SA's Top 10 Forwards
1. Chris Wondolowski (San Jose)
2. Thierry Henry (New York)
3. Fredy Montero (Seattle)
4. Camilo (Vancouver)
5. Juan Pablo Angel (Chivas USA)
6. Fabian Espindola (Real Salt Lake)
7. Kei Kamara (Sporting KC)
8. Omar Bravo (Sporting KC)
9. Marvin Chavez (FC Dallas)
10. Emilio Renteria (Columbus)
For the 2011 edition of these rankings, Wondo’s been classified as a forward, who plays underneath a partner – such as Steven Lenhart or Scott Sealy – if he’s not deployed up front by himself. He tallied 16 goals and tied for the league lead with Dwayne De Rosario of D.C. United one season after winning the 2010 Golden Boot with 18 goals. (DeRo is listed among the attacking midfielders in this year’s rankings.)

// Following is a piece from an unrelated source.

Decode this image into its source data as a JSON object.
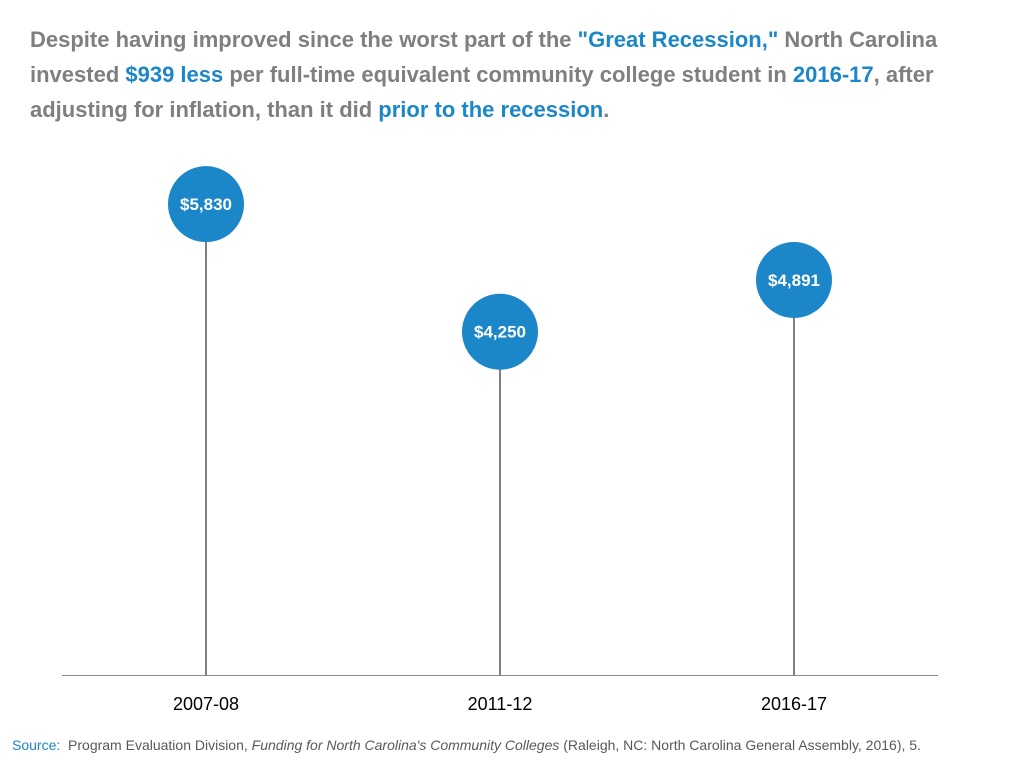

Thierry Henry occasionally led the line by himself but more often had either Luke Rodgers (included in the striker rankings) or Juan Agudelo as his partner. During the season he had a few uncomplimentary things to say about MLS officials or other aspects of playing in MLS, but still he tallied 14 goals, logged four assists, and left opponents agog at the precision and poise of his prowess in the penalty area. A few of his best passes were squandered.
The lack of a consistent partner plagued Fredy Montero during portions of the season and his solid numbers of 12 goals and nine assists indicated a sharper if not relentless focus on his duties. Camilo’s slick work in the attacking third (12 goals, 3 assists) proved one of bright spots in a rough debut campaign for Vancouver. Angel struggled mightily for the Galaxy, which rolled to the title after sending him down the Home Depot Center corridors to Chivas USA, but seven goals in nine post-trade matches burnished his reputation.

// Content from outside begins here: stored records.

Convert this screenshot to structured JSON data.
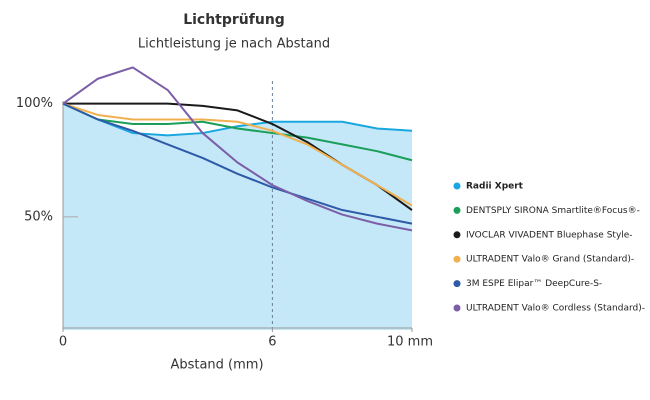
{
  "chart_data": {
    "type": "line",
    "title": "Lichtprüfung",
    "subtitle": "Lichtleistung je nach Abstand",
    "x_label": "Abstand (mm)",
    "x": [
      0,
      1,
      2,
      3,
      4,
      5,
      6,
      7,
      8,
      9,
      10
    ],
    "xlim": [
      0,
      10
    ],
    "xticks": [
      0,
      6,
      {
        "value": 10,
        "label": "10 mm"
      }
    ],
    "ylim": [
      0,
      110
    ],
    "yticks": [
      {
        "value": 50,
        "label": "50%"
      },
      {
        "value": 100,
        "label": "100%"
      }
    ],
    "reference_x": 6,
    "fill_series": 0,
    "fill_color": "#c4e8f8",
    "series": [
      {
        "name": "Radii Xpert",
        "color": "#1aa7e0",
        "values": [
          100,
          93,
          87,
          86,
          87,
          90,
          92,
          92,
          92,
          89,
          88
        ]
      },
      {
        "name": "DENTSPLY SIRONA Smartlite®Focus®-",
        "color": "#1a9e5a",
        "values": [
          100,
          93,
          91,
          91,
          92,
          89,
          87,
          85,
          82,
          79,
          75
        ]
      },
      {
        "name": "IVOCLAR VIVADENT Bluephase Style-",
        "color": "#1a1a1a",
        "values": [
          100,
          100,
          100,
          100,
          99,
          97,
          91,
          83,
          73,
          64,
          53
        ]
      },
      {
        "name": "ULTRADENT Valo® Grand (Standard)-",
        "color": "#f0b050",
        "values": [
          100,
          95,
          93,
          93,
          93,
          92,
          88,
          82,
          73,
          64,
          55
        ]
      },
      {
        "name": "3M ESPE Elipar™ DeepCure-S-",
        "color": "#2e5aa8",
        "values": [
          100,
          93,
          88,
          82,
          76,
          69,
          63,
          58,
          53,
          50,
          47
        ]
      },
      {
        "name": "ULTRADENT Valo® Cordless (Standard)-",
        "color": "#7b5ea7",
        "values": [
          100,
          111,
          116,
          106,
          87,
          74,
          64,
          57,
          51,
          47,
          44
        ]
      }
    ]
  }
}
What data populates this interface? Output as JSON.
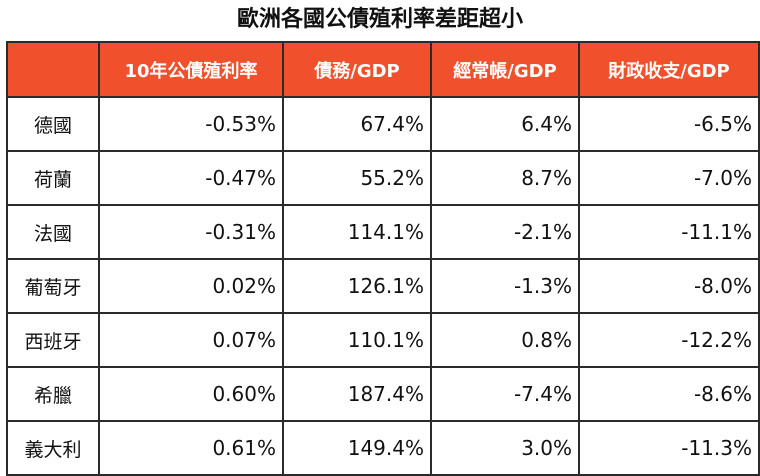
{
  "title": "歐洲各國公債殖利率差距超小",
  "table": {
    "headers": [
      "",
      "10年公債殖利率",
      "債務/GDP",
      "經常帳/GDP",
      "財政收支/GDP"
    ],
    "rows": [
      {
        "country": "德國",
        "yield": "-0.53%",
        "debt": "67.4%",
        "current": "6.4%",
        "fiscal": "-6.5%"
      },
      {
        "country": "荷蘭",
        "yield": "-0.47%",
        "debt": "55.2%",
        "current": "8.7%",
        "fiscal": "-7.0%"
      },
      {
        "country": "法國",
        "yield": "-0.31%",
        "debt": "114.1%",
        "current": "-2.1%",
        "fiscal": "-11.1%"
      },
      {
        "country": "葡萄牙",
        "yield": "0.02%",
        "debt": "126.1%",
        "current": "-1.3%",
        "fiscal": "-8.0%"
      },
      {
        "country": "西班牙",
        "yield": "0.07%",
        "debt": "110.1%",
        "current": "0.8%",
        "fiscal": "-12.2%"
      },
      {
        "country": "希臘",
        "yield": "0.60%",
        "debt": "187.4%",
        "current": "-7.4%",
        "fiscal": "-8.6%"
      },
      {
        "country": "義大利",
        "yield": "0.61%",
        "debt": "149.4%",
        "current": "3.0%",
        "fiscal": "-11.3%"
      }
    ]
  },
  "colors": {
    "header_bg": "#f0502b",
    "header_text": "#ffffff",
    "border": "#2b2b2b"
  }
}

Espindola’s hot-cold persona must be as maddening to RSL head coach Jason Kreis as his stats (10 goals, 3 assists) are rewarding. But he’s a handful. Kamara often played the right wing in SKC’s 4-3-3 and his aggressive yet heady play produced nine goals. His teammate on the left, Omar Bravo, relied more on skill and savvy while matching that goal total.
Nobody on FCD’s roster, and probably in the entire league, could hope to replace an injured David Ferreira, yet Chavez unleashed his own blend of quickness and smarts to score six goals and set up four on a team that lacked a true finisher. Renteria played only 18 games (14 starts) yet finished second on the Crew with eight goals.